Wow, that was freaky...I like.

whats green and smells like prok.....kermit the frogs fingers!
minging but true

This is gross!

Anyone who doesn't want to hear a vile joke, skip my post.

One day a little girl was walking through the park and she came across a naked man lying on the bench reading a paper. He quickly covered himself with the paper and waited. The little girl almost walked past like he had hoped, but she stopped and asked him, "What's under the paper mister?" He replied, "My birdie, now go away!" The little girl left and he fell asleep. He woke up two days later in the ER and he asked the doctors what happened. They said they didn't know, but he could ask the little girl that was in the waiting room. They brought the girl to him and he asked her what happened. She replied, "I wanted to play with the birdie, so I pet the birdie, kissed the birdie, stroked the birdie, and rubbed the birdie, then the birdie spit in my eye, so I bit the birdie's head off, squashed the birdie's eggs, and burned the birdie's nest.

OUCH!

Random Jokes

How many existentialists does it take
to screw in a light bulb? Two: One to
screw it in and one to observe how the
light bulb itself symbolizes a single
incandescent beacon of subjective
reality in a netherworld of endless
absurdity reaching out toward a cosmos
of nothingness.

hehe...

Cmon guys post up!!!

why does helen keller masterbate with 1 hand?

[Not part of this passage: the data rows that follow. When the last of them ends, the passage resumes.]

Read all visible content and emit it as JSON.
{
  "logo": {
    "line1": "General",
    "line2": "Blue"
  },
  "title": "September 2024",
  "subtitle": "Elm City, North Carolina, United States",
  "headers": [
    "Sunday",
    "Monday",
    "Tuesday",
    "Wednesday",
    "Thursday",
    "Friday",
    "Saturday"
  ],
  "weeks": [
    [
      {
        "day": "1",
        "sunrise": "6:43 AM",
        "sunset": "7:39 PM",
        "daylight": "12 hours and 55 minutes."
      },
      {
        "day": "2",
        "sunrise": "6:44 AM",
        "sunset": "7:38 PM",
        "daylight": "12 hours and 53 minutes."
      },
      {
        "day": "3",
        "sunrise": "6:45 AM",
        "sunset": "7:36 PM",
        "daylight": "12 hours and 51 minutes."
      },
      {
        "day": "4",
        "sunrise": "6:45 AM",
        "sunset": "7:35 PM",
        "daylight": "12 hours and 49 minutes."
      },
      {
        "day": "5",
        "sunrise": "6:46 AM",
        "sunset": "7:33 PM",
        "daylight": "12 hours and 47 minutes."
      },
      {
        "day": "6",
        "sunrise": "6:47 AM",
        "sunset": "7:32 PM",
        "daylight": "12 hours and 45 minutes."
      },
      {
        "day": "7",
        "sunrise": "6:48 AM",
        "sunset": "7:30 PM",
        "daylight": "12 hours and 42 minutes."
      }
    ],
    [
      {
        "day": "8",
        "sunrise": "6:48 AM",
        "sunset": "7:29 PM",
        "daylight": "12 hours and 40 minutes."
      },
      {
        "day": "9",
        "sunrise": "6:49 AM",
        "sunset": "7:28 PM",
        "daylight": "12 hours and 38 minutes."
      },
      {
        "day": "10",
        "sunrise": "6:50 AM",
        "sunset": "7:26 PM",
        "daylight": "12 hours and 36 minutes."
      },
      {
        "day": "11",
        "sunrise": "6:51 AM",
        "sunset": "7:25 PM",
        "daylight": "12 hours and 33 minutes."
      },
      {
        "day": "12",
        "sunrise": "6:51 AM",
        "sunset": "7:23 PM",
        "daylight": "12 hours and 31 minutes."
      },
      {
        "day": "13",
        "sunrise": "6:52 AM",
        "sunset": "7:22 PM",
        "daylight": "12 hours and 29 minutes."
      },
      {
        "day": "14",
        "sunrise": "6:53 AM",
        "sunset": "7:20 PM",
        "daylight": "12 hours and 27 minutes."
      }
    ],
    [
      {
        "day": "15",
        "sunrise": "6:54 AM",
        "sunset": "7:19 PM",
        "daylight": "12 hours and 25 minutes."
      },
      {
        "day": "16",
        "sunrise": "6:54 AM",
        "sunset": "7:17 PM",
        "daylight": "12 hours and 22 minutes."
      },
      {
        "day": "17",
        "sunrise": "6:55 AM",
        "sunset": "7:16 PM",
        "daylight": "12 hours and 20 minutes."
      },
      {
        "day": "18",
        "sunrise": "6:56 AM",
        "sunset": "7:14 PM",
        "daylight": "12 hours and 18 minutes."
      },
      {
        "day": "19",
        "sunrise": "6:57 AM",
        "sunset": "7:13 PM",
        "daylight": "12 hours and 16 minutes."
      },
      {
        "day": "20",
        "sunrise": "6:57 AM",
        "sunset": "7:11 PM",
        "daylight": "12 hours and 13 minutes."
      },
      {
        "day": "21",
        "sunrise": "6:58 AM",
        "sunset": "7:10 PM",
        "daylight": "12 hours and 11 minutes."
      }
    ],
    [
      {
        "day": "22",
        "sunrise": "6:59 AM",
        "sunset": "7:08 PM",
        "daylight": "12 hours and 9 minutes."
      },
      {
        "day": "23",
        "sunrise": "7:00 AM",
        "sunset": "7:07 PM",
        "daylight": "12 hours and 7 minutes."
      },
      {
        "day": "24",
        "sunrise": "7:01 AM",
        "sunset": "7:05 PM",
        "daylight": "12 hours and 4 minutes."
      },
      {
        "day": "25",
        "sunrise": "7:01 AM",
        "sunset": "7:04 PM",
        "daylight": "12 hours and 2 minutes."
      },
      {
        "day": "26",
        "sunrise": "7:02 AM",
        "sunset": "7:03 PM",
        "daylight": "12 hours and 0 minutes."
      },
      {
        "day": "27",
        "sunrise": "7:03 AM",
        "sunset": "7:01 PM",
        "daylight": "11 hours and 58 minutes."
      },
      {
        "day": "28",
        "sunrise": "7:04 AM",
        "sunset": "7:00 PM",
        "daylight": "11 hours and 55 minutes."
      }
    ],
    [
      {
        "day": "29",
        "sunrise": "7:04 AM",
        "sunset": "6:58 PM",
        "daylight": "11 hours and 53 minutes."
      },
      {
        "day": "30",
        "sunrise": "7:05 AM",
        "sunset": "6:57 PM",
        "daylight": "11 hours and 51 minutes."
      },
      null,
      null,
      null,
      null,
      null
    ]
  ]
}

so she can moan with the other.

Little Lucy went out into the garden and saw her
cat Tiddles lying on the ground with its eyes
shut and its legs in the air.

She fetched her Dad to look at Tiddles, and on
seeing the cat he said, as gently as he could,
"I'm afraid Tiddles is dead, Lucy".

"So why are his legs sticking up in the air like
that, Daddy?" asked Lucy as she fought back the
tears.

At a loss for something to say the father
replied, "Tiddles' legs are pointing straight up
in the air so that it will be easier for God to
float down from heaven above and grab a leg and
lift Tiddles up to heaven".

Little Lucy seemed to take her Tiddles death
quite well.
However, two days later when her father came
home from work Lucy had tears in her eyes and
said: "Mommy almost died this morning".

Fearing something terrible had happened, the
father shook the girl and shouted, "How do you
mean Lucy? Tell Daddy!"

"Well", mumbled Lucy, "soon after you left for
work this morning I saw mommy lying on the floor
with her legs in the air and she was shouting,

'Oh Jesus!!! I'm coming, I'm coming!!!' and if it
hadn't been for the milkman holding her down she
would definitely have gone, Daddy".

the clintons go to a ball game and there sitting in the nose bleed section. a row behind them sits the cia agents. 2 minutes before the game starts the umpire whispers into bill clintons ear. he thinks for a minute and grabs his wife throws her off her seat and she dies on impact. clinton sits back down and the umpire returns saying mr president you misunderstood i said it was time to THROW THE FIRST PITCH!

lmao! thats a great 1!

pray

If at first you don't succeed,
skydiving is not for you!

a war breaks out in iraq osam and saddam catch a plane. the plane is gona get shot do to the firing by the united states. osama and saddam have no choice but to jump withought a parashoot. who will hit the ground first?

who gives a f*ck?

i made that up after 9/11

Originally posted by SpikeSpiegel
nope. 6.
[b]F
inished Files are the
result oF years oF scientiFic
study combined with the
experience oF years.

The brain cannot process the word "OF". Incredible or what? Anyone who counts all six F's on the first go is a genius Three is normal. [/B]

Woah...I counted five 😛

Those are some awesome jokes, you guys 😂 Keep them coming!

A Sandwich walks into a bar, and order a drink. The Barman says: sorry but we dont serve Sandwiches here.

Why do ghosts make terrible liars? Because you can see write through them.